Sunday, May 19, 2013

1976 - Saramandaia é plágio?

Jornal do Brasil
Data de Publicação: 6/9/1976
Autora: Lena Farias
UMA EXPLOSÃO CRIATIVA OU PLAGIÁRIA?
"Saramandaia" no ar

Primeira pergunta: o personagem João Gibão, com suas asas de escândalo e esta dúvida de ele ser anjo ou demônio - isto é criação de Dias Gomes ou de Garcia Marquez, no conto Um Homem, muito Velho com Suas Asas Enormes?

Segunda: aquela Dona Redonda, explodindo de tão gorda em cima do povo de uma cidade - isto aconteceu na Saramandaia de Dias Gomes ou na Cajazeiras reinventada por Zé do Norte (o músico premiado de Muié Rendêra; em 1973, ele entregou seus originais de O Lobisomem de Cajazeiras numa emissora de TV, e nunca mais conseguiu encontrá-los - a não ser em certas situações que a novela Saramandaia está mostrando)?

Terceira: após a explosão de Dona Redonda, ficou um cheiro de rosas. Autoria de Dias Gomes ou ainda Garcia Marquez, em O Mar do Tempo Perdido? Quarta: o linguajar do Odorico Bem Amado, sucesso das telenovelas de anos atrás, é muito diferente do usado pelo mesmo personagem em 1960, ano em que ele foi criado para o teatro. O Odorico da novela e sua engraçada fala regionalista é criação de Dias Gomes ou de José Candido de Carvalho que, em 1964, publicou O Coronel e o Lobisomem?

Um acusador de Dias Gomes diz: "O Brasil é um pais engraçado, onde o sujeito anoitece burro e acorda gênio".

Dias Gomes: "Sabe de urna coisa?

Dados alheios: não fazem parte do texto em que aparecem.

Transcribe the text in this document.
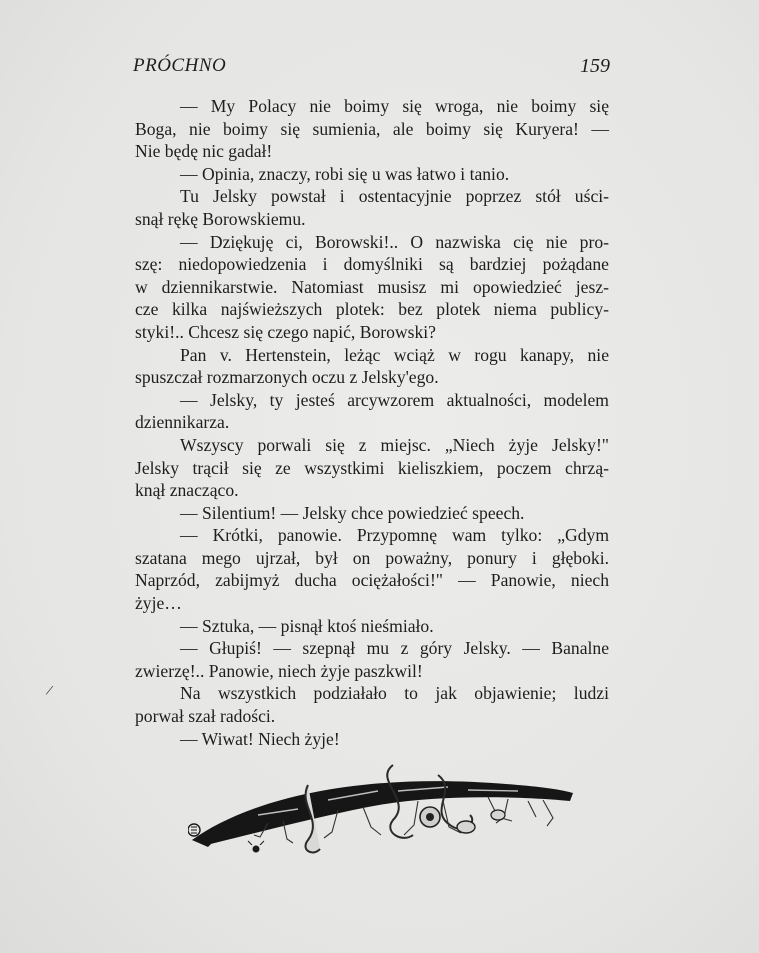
PRÓCHNO	159
— My Polacy nie boimy się wroga, nie boimy się
Boga, nie boimy się sumienia, ale boimy się Kuryera! —
Nie będę nic gadał!
— Opinia, znaczy, robi się u was łatwo i tanio.
Tu Jelsky powstał i ostentacyjnie poprzez stół uści-
snął rękę Borowskiemu.
— Dziękuję ci, Borowski!.. O nazwiska cię nie pro-
szę: niedopowiedzenia i domyślniki są bardziej pożądane
w dziennikarstwie. Natomiast musisz mi opowiedzieć jesz-
cze kilka najświeższych plotek: bez plotek niema publicy-
styki!.. Chcesz się czego napić, Borowski?
Pan v. Hertenstein, leżąc wciąż w rogu kanapy, nie
spuszczał rozmarzonych oczu z Jelsky'ego.
— Jelsky, ty jesteś arcywzorem aktualności, modelem
dziennikarza.
Wszyscy porwali się z miejsc. „Niech żyje Jelsky!"
Jelsky trącił się ze wszystkimi kieliszkiem, poczem chrzą-
knął znacząco.
— Silentium! — Jelsky chce powiedzieć speech.
— Krótki, panowie. Przypomnę wam tylko: „Gdym
szatana mego ujrzał, był on poważny, ponury i głęboki.
Naprzód, zabijmyż ducha ociężałości!" — Panowie, niech
żyje…
— Sztuka, — pisnął ktoś nieśmiało.
— Głupiś! — szepnął mu z góry Jelsky. — Banalne
zwierzę!.. Panowie, niech żyje paszkwil!
Na wszystkich podziałało to jak objawienie; ludzi
porwał szał radości.
— Wiwat! Niech żyje!
/
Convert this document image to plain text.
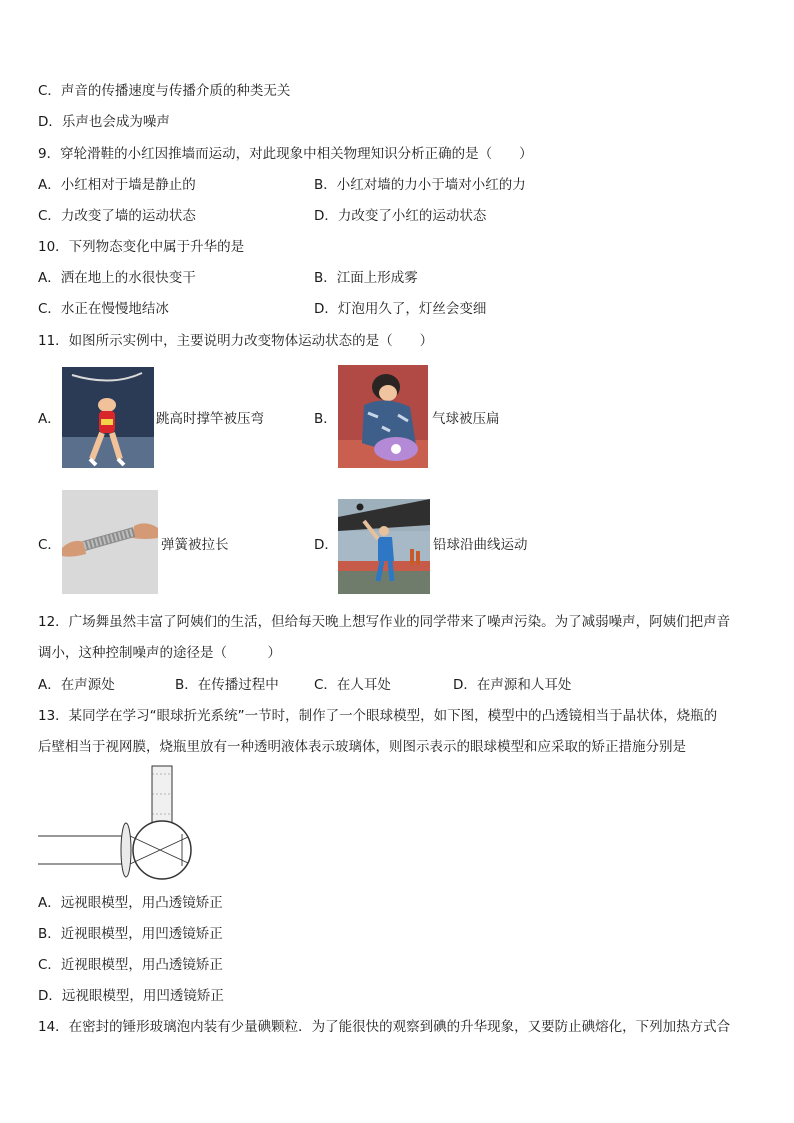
C．声音的传播速度与传播介质的种类无关
D．乐声也会成为噪声
9．穿轮滑鞋的小红因推墙而运动，对此现象中相关物理知识分析正确的是（　　）
A．小红相对于墙是静止的	B．小红对墙的力小于墙对小红的力
C．力改变了墙的运动状态	D．力改变了小红的运动状态
10．下列物态变化中属于升华的是
A．洒在地上的水很快变干	B．江面上形成雾
C．水正在慢慢地结冰	D．灯泡用久了，灯丝会变细
11．如图所示实例中，主要说明力改变物体运动状态的是（　　）
A．	跳高时撑竿被压弯	B．	气球被压扁
C．	弹簧被拉长	D．	铅球沿曲线运动
12．广场舞虽然丰富了阿姨们的生活，但给每天晚上想写作业的同学带来了噪声污染。为了减弱噪声，阿姨们把声音
调小，这种控制噪声的途径是（　　　）
A．在声源处	B．在传播过程中	C．在人耳处	D．在声源和人耳处
13．某同学在学习“眼球折光系统”一节时，制作了一个眼球模型，如下图，模型中的凸透镜相当于晶状体，烧瓶的
后壁相当于视网膜，烧瓶里放有一种透明液体表示玻璃体，则图示表示的眼球模型和应采取的矫正措施分别是
A．远视眼模型，用凸透镜矫正
B．近视眼模型，用凹透镜矫正
C．近视眼模型，用凸透镜矫正
D．远视眼模型，用凹透镜矫正
14．在密封的锤形玻璃泡内装有少量碘颗粒．为了能很快的观察到碘的升华现象，又要防止碘熔化，下列加热方式合
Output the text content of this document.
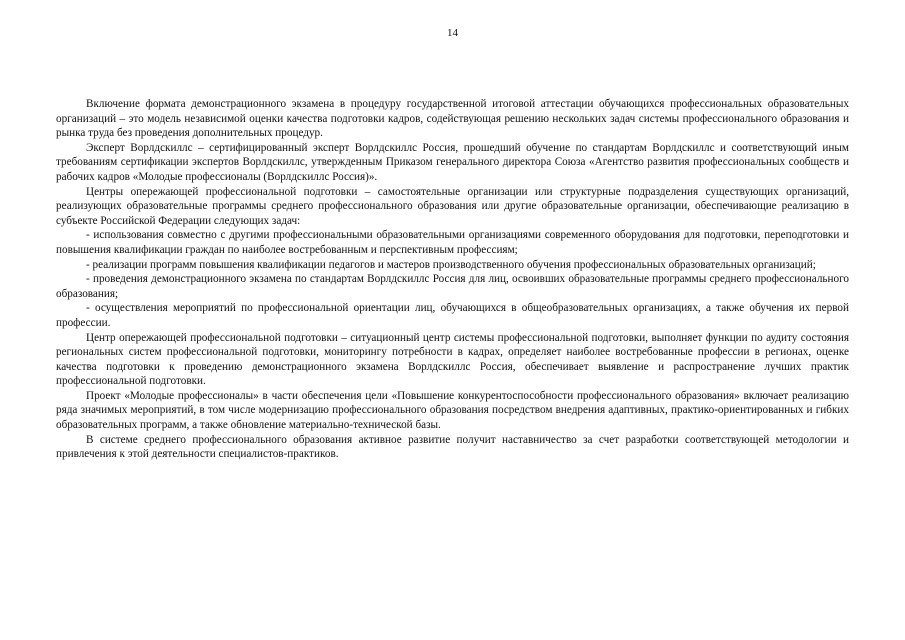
14

Включение формата демонстрационного экзамена в процедуру государственной итоговой аттестации обучающихся профессиональных образовательных организаций – это модель независимой оценки качества подготовки кадров, содействующая решению нескольких задач системы профессионального образования и рынка труда без проведения дополнительных процедур.

Эксперт Ворлдскиллс – сертифицированный эксперт Ворлдскиллс Россия, прошедший обучение по стандартам Ворлдскиллс и соответствующий иным требованиям сертификации экспертов Ворлдскиллс, утвержденным Приказом генерального директора Союза «Агентство развития профессиональных сообществ и рабочих кадров «Молодые профессионалы (Ворлдскиллс Россия)».

Центры опережающей профессиональной подготовки – самостоятельные организации или структурные подразделения существующих организаций, реализующих образовательные программы среднего профессионального образования или другие образовательные организации, обеспечивающие реализацию в субъекте Российской Федерации следующих задач:

- использования совместно с другими профессиональными образовательными организациями современного оборудования для подготовки, переподготовки и повышения квалификации граждан по наиболее востребованным и перспективным профессиям;

- реализации программ повышения квалификации педагогов и мастеров производственного обучения профессиональных образовательных организаций;

- проведения демонстрационного экзамена по стандартам Ворлдскиллс Россия для лиц, освоивших образовательные программы среднего профессионального образования;

- осуществления мероприятий по профессиональной ориентации лиц, обучающихся в общеобразовательных организациях, а также обучения их первой профессии.

Центр опережающей профессиональной подготовки – ситуационный центр системы профессиональной подготовки, выполняет функции по аудиту состояния региональных систем профессиональной подготовки, мониторингу потребности в кадрах, определяет наиболее востребованные профессии в регионах, оценке качества подготовки к проведению демонстрационного экзамена Ворлдскиллс Россия, обеспечивает выявление и распространение лучших практик профессиональной подготовки.

Проект «Молодые профессионалы» в части обеспечения цели «Повышение конкурентоспособности профессионального образования» включает реализацию ряда значимых мероприятий, в том числе модернизацию профессионального образования посредством внедрения адаптивных, практико-ориентированных и гибких образовательных программ, а также обновление материально-технической базы.

В системе среднего профессионального образования активное развитие получит наставничество за счет разработки соответствующей методологии и привлечения к этой деятельности специалистов-практиков.
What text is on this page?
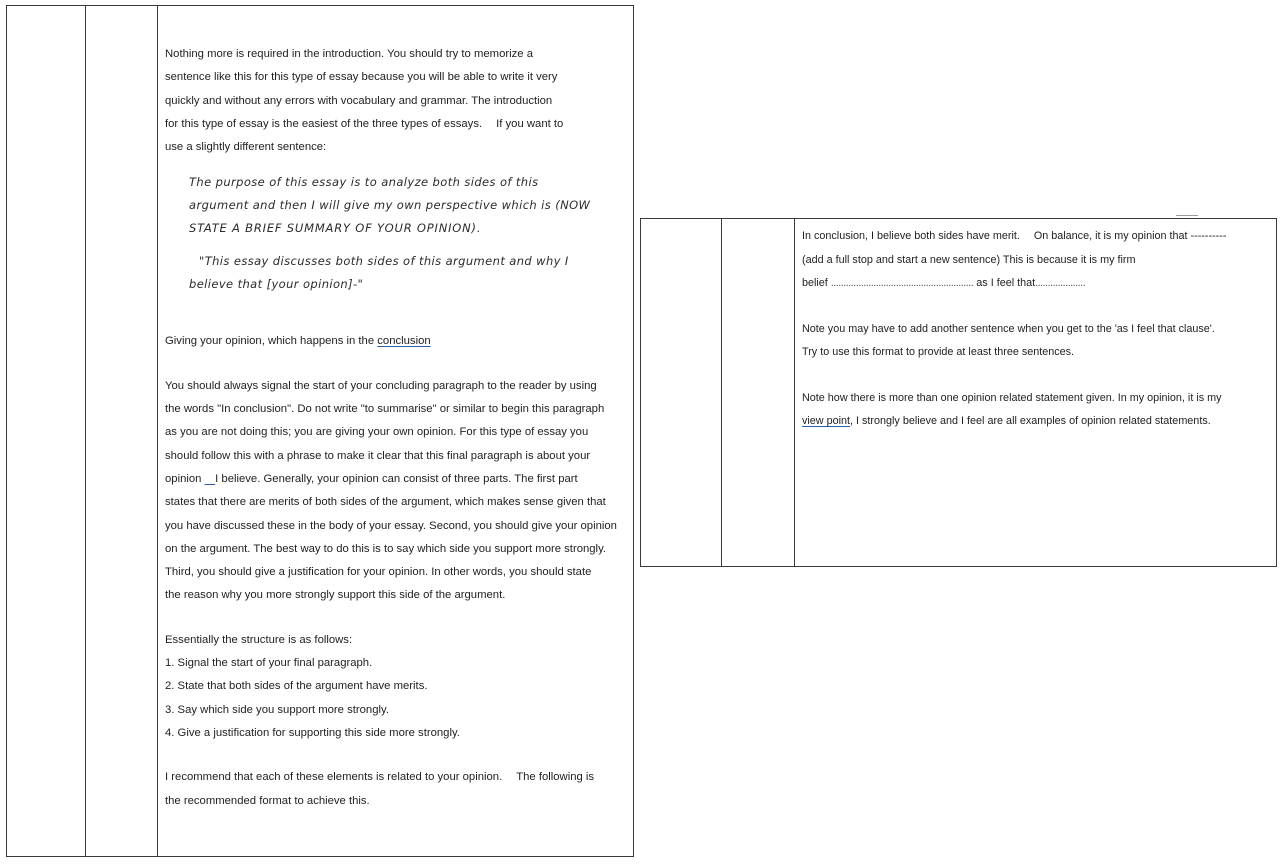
Nothing more is required in the introduction. You should try to memorize a
sentence like this for this type of essay because you will be able to write it very
quickly and without any errors with vocabulary and grammar. The introduction
for this type of essay is the easiest of the three types of essays. If you want to
use a slightly different sentence:
The purpose of this essay is to analyze both sides of this
argument and then I will give my own perspective which is (NOW
STATE A BRIEF SUMMARY OF YOUR OPINION).
"This essay discusses both sides of this argument and why I
believe that [your opinion]-"
Giving your opinion, which happens in the conclusion
You should always signal the start of your concluding paragraph to the reader by using
the words "In conclusion". Do not write "to summarise" or similar to begin this paragraph
as you are not doing this; you are giving your own opinion. For this type of essay you
should follow this with a phrase to make it clear that this final paragraph is about your
opinion I believe. Generally, your opinion can consist of three parts. The first part
states that there are merits of both sides of the argument, which makes sense given that
you have discussed these in the body of your essay. Second, you should give your opinion
on the argument. The best way to do this is to say which side you support more strongly.
Third, you should give a justification for your opinion. In other words, you should state
the reason why you more strongly support this side of the argument.
Essentially the structure is as follows:
1. Signal the start of your final paragraph.
2. State that both sides of the argument have merits.
3. Say which side you support more strongly.
4. Give a justification for supporting this side more strongly.
I recommend that each of these elements is related to your opinion. The following is
the recommended format to achieve this.
In conclusion, I believe both sides have merit. On balance, it is my opinion that ----------
(add a full stop and start a new sentence) This is because it is my firm
belief ......................................................... as I feel that....................
Note you may have to add another sentence when you get to the 'as I feel that clause'.
Try to use this format to provide at least three sentences.
Note how there is more than one opinion related statement given. In my opinion, it is my
view point, I strongly believe and I feel are all examples of opinion related statements.
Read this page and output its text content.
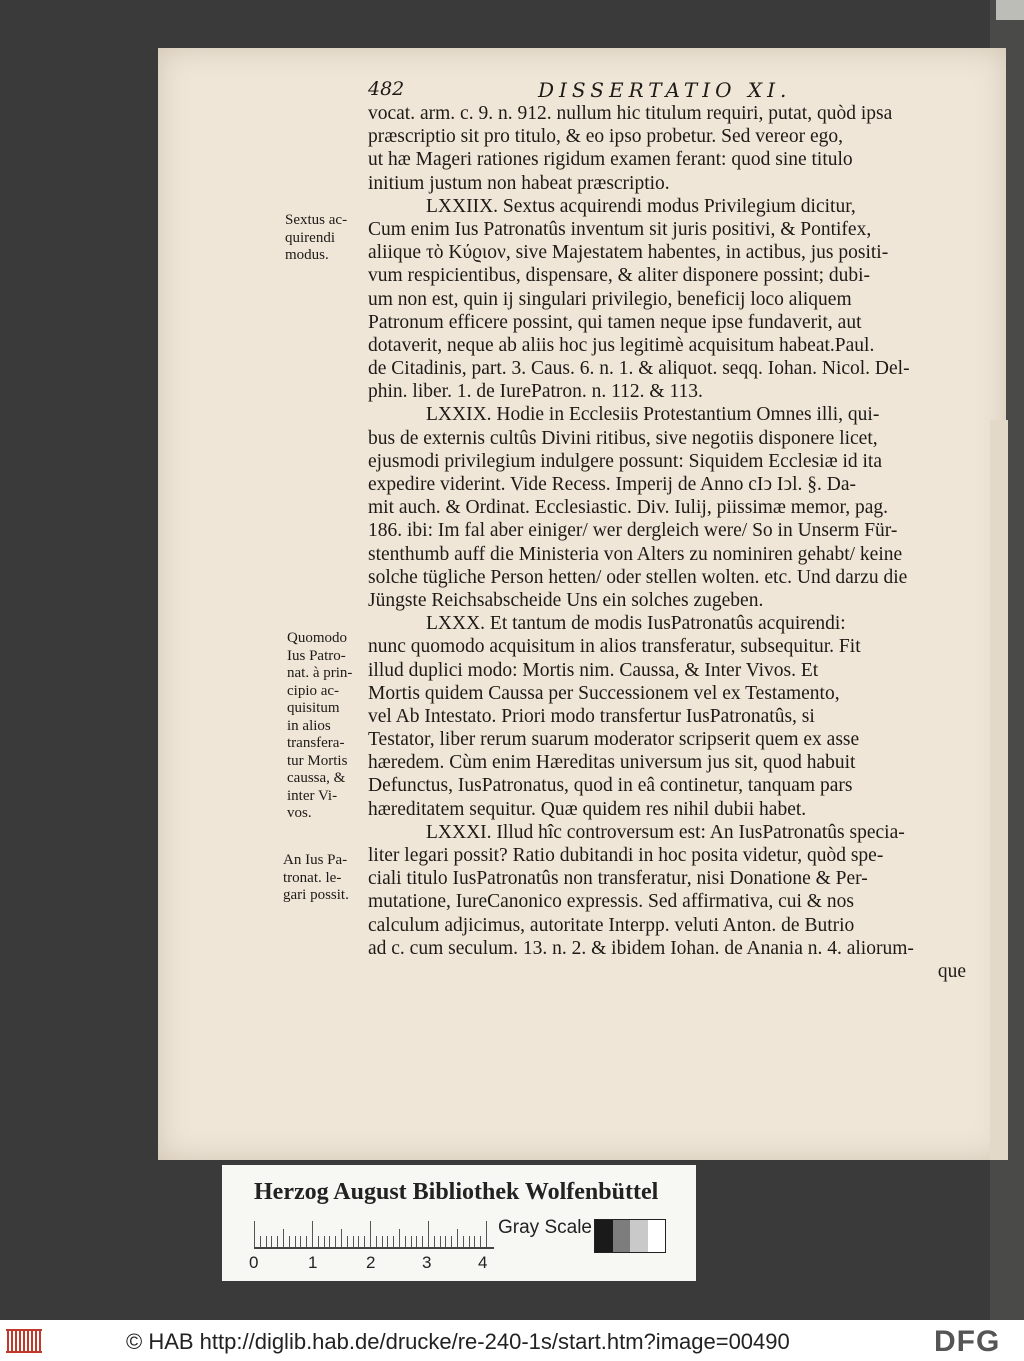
482	DISSERTATIO XI.
vocat. arm. c. 9. n. 912. nullum hic titulum requiri, putat, quòd ipsa
præscriptio sit pro titulo, & eo ipso probetur. Sed vereor ego,
ut hæ Mageri rationes rigidum examen ferant: quod sine titulo
initium justum non habeat præscriptio.
LXXIIX. Sextus acquirendi modus Privilegium dicitur,
Cum enim Ius Patronatûs inventum sit juris positivi, & Pontifex,
aliique τὸ Κύϱιον, sive Majestatem habentes, in actibus, jus positi-
vum respicientibus, dispensare, & aliter disponere possint; dubi-
um non est, quin ij singulari privilegio, beneficij loco aliquem
Patronum efficere possint, qui tamen neque ipse fundaverit, aut
dotaverit, neque ab aliis hoc jus legitimè acquisitum habeat.Paul.
de Citadinis, part. 3. Caus. 6. n. 1. & aliquot. seqq. Iohan. Nicol. Del-
phin. liber. 1. de IurePatron. n. 112. & 113.
LXXIX. Hodie in Ecclesiis Protestantium Omnes illi, qui-
bus de externis cultûs Divini ritibus, sive negotiis disponere licet,
ejusmodi privilegium indulgere possunt: Siquidem Ecclesiæ id ita
expedire viderint. Vide Recess. Imperij de Anno cIↄ Iↄl. §. Da-
mit auch. & Ordinat. Ecclesiastic. Div. Iulij, piissimæ memor, pag.
186. ibi: Im fal aber einiger/ wer dergleich were/ So in Unserm Für-
stenthumb auff die Ministeria von Alters zu nominiren gehabt/ keine
solche tügliche Person hetten/ oder stellen wolten. etc. Und darzu die
Jüngste Reichsabscheide Uns ein solches zugeben.
LXXX. Et tantum de modis IusPatronatûs acquirendi:
nunc quomodo acquisitum in alios transferatur, subsequitur. Fit
illud duplici modo: Mortis nim. Caussa, & Inter Vivos. Et
Mortis quidem Caussa per Successionem vel ex Testamento,
vel Ab Intestato. Priori modo transfertur IusPatronatûs, si
Testator, liber rerum suarum moderator scripserit quem ex asse
hæredem. Cùm enim Hæreditas universum jus sit, quod habuit
Defunctus, IusPatronatus, quod in eâ continetur, tanquam pars
hæreditatem sequitur. Quæ quidem res nihil dubii habet.
LXXXI. Illud hîc controversum est: An IusPatronatûs specia-
liter legari possit? Ratio dubitandi in hoc posita videtur, quòd spe-
ciali titulo IusPatronatûs non transferatur, nisi Donatione & Per-
mutatione, IureCanonico expressis. Sed affirmativa, cui & nos
calculum adjicimus, autoritate Interpp. veluti Anton. de Butrio
ad c. cum seculum. 13. n. 2. & ibidem Iohan. de Anania n. 4. aliorum-
que
Sextus ac-
quirendi
modus.
Quomodo
Ius Patro-
nat. à prin-
cipio ac-
quisitum
in alios
transfera-
tur Mortis
caussa, &
inter Vi-
vos.
An Ius Pa-
tronat. le-
gari possit.
Herzog August Bibliothek Wolfenbüttel
0	1	2	3	4
Gray Scale
© HAB http://diglib.hab.de/drucke/re-240-1s/start.htm?image=00490	DFG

A televisão tem o estranho poder de ativar neuroses. A novela faz sucesso e logo aparecem acusações assim".

Voz calma, pausada, gestos contidos, é mesmo Dias Gomes quem dá o tom da entrevista. Mais um encontro que uma entrevista, à noite, no casarão de uma ladeira que desemboca na Lagoa Rodrigo de Freitas. -"Prefiro falar da minha viagem (dia 9) aos Estados Unidos. É mais importante para mim, que esses assuntos que trouxeram você aqui."

É' natural que seja. Seria para qualquer autor, de qualquer parte do mundo: uma vez por ano, a Pennsylvania State University convida um escritor, um dramaturgo de qualquer parte do mundo, cuja obra seja de reconhecida importância universal para, durante 10 semanas, ele realizar um seminário, dar aulas. Seminário cujo tema é a própria obra do artista convidado.

Seria o Teatro de Dias Gomes, que o próprio dramaturgo conseguiu transformar em Dias Gomes e o Teatro Brasileiro, com a intenção de abrir uma panoramica sobre o assunto e se deter na obra de outros autores brasileiros. Como fim de curso, a sua peça O Berço do Herói, censurada e proibida nos palcos brasileiros, fará a estréia mundial na Pensilvânia, em montagem profissional.

E a televisão, Dias Gomes? E os problemas de acusação de plágio que você vem sofrendo desde a época de O Bem-Amado, e agora mais intensa com Saramandaia?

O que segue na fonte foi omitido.